Sejumlah pengurus DPW PKS DIY menjelaskan terkait Lomba Baca Kitab Kuning, Minggu (28/11/2021). - Ist.
29 November 2021 11:37 WIB Sunartono News Share :

Harianjogja.com, JOGJA--Fraksi Partai Keadilan Sejahtera (PKS) DPRD DIY menggelar Lomba Baca Kitab Kuning di Kantor DPW PKS DIY, Minggu (28/11/2021). Kegiatan itu digelar untuk meningkatkan literasi membaca kitab kuning terutama di kalangan santri.

Ketua Panitia Lomba Baca Kita Kuning Sofyan Setyo Darmawan menjelaskan kegiatan itu digelar untuk meningkatkan literasi kitab kuning. Karena selama ini kitab kuning menjadi salah satu rujukan utama dalam khasanah keilmuan pesantren. Melalui kompetisi itu harapannya kalangan santri dapat termotivasi untuk membaca kitab kuning sekaligus menelaah isinya untuk diterapkan dalam kehidupan sehari-hari.

“Kegiatan ini merupakan salah satu upaya meningkatkan literasi membaca kitab kuning. Kami mendorong pemerintah untuk memfasilitasi peningkatkan literasi membaca di kalangan masyarakat salah satunya melalui kitab kuning,” kata anggota Komisi D DPRD DIY ini.

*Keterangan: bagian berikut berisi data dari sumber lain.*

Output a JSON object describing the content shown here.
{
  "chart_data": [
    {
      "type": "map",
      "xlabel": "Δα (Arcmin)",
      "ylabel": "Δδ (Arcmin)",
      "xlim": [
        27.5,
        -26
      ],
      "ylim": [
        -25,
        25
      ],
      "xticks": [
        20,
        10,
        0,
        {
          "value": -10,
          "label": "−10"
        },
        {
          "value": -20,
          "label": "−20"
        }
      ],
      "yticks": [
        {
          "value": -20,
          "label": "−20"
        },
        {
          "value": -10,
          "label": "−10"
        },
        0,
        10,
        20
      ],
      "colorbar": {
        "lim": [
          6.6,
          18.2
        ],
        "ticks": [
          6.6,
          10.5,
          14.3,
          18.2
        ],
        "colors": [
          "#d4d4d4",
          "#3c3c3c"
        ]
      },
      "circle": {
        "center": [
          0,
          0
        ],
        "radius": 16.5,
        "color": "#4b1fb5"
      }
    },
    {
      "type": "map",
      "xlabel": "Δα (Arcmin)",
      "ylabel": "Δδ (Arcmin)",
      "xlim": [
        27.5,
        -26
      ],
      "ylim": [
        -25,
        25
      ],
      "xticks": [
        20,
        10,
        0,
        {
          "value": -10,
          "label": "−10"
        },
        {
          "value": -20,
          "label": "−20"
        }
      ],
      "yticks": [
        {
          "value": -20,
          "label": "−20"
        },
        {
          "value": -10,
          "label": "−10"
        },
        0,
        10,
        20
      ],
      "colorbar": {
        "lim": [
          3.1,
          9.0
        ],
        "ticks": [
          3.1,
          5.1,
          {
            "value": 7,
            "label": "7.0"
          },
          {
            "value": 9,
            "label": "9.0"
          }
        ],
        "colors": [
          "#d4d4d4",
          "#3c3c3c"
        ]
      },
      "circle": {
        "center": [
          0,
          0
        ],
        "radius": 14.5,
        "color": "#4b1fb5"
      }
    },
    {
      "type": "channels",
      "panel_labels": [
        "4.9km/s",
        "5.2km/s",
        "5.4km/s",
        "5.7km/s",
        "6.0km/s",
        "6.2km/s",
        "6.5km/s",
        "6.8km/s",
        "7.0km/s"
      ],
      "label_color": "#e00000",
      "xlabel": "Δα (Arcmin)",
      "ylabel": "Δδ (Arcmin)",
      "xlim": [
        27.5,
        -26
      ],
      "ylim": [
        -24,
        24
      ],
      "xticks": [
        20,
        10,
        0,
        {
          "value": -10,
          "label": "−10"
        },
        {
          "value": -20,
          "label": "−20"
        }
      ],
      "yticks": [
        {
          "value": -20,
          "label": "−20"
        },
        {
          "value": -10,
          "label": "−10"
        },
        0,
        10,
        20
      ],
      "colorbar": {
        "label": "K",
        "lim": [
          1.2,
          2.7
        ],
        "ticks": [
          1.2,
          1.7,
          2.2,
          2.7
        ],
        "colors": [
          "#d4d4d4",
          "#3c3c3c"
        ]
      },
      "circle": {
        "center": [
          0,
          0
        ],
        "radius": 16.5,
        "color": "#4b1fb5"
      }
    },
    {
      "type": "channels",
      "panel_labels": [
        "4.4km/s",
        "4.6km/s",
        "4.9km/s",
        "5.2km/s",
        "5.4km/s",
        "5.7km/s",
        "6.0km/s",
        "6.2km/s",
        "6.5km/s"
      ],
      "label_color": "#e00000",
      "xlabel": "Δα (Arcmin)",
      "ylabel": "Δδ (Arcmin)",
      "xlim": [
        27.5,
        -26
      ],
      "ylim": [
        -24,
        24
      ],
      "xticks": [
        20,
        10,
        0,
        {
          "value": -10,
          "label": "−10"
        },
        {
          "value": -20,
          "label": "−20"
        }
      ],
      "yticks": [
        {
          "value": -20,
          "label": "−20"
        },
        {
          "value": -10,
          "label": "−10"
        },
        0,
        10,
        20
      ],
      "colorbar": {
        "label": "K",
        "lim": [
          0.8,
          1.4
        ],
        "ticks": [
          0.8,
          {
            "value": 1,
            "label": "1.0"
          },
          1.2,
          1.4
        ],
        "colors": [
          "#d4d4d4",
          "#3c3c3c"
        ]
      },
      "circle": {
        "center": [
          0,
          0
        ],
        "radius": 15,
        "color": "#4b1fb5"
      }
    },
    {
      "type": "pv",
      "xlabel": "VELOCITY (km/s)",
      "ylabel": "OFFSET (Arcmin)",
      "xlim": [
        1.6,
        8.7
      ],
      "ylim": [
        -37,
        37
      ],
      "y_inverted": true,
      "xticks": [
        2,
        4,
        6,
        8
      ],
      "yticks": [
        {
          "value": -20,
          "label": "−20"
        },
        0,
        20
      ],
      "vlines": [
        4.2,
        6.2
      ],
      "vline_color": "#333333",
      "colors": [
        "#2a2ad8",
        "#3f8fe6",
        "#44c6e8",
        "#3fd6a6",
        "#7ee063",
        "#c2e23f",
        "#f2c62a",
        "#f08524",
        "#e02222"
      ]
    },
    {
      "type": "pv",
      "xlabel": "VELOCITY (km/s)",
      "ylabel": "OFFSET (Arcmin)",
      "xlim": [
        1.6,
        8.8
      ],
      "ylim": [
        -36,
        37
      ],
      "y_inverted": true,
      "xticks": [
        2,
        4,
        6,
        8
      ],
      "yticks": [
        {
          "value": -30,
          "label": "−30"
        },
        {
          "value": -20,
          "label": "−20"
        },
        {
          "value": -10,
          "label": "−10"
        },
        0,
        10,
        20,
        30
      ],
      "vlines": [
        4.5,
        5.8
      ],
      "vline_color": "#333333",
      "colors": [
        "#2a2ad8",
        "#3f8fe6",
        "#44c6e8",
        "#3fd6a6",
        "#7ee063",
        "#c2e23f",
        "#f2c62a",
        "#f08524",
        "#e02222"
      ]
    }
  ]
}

Ketua DPW PKS DIY Agus Mas’udi menambahkan jumlah peserta diikuti sebanyak 41 orang dengan berbagai latar belakang pesantren hingga non-pesantren. Menurutnya tren membaca kitab kuning di tengah masyarakat terus meningkat. “Peserta ada dari kalangan NU, Muhammadiyah sampai sekolah madrasah aliyah non-pesantren,” katanya.

Kompetisi itu sekaligus sebagai bentuk apresiasi untuk para santri serta upaya untuk terus melestarikan kitab kuning sebagai salah satu ciri khas pendidikan pesantren.

"Mereka, para santri telah menjaga kitab kuning yang merupakan warisan dari para Ulama terdahulu. Karena keberadaan Pondok Pesantren sejak dulu hingga sekarang kontribusinya untuk bangsa dan negara sangat luar biasa. Kita bisa menyaksikan tokoh-tokoh bangsa yang lahir dari Pondok Pesantren cukup banyak,” ujarnya.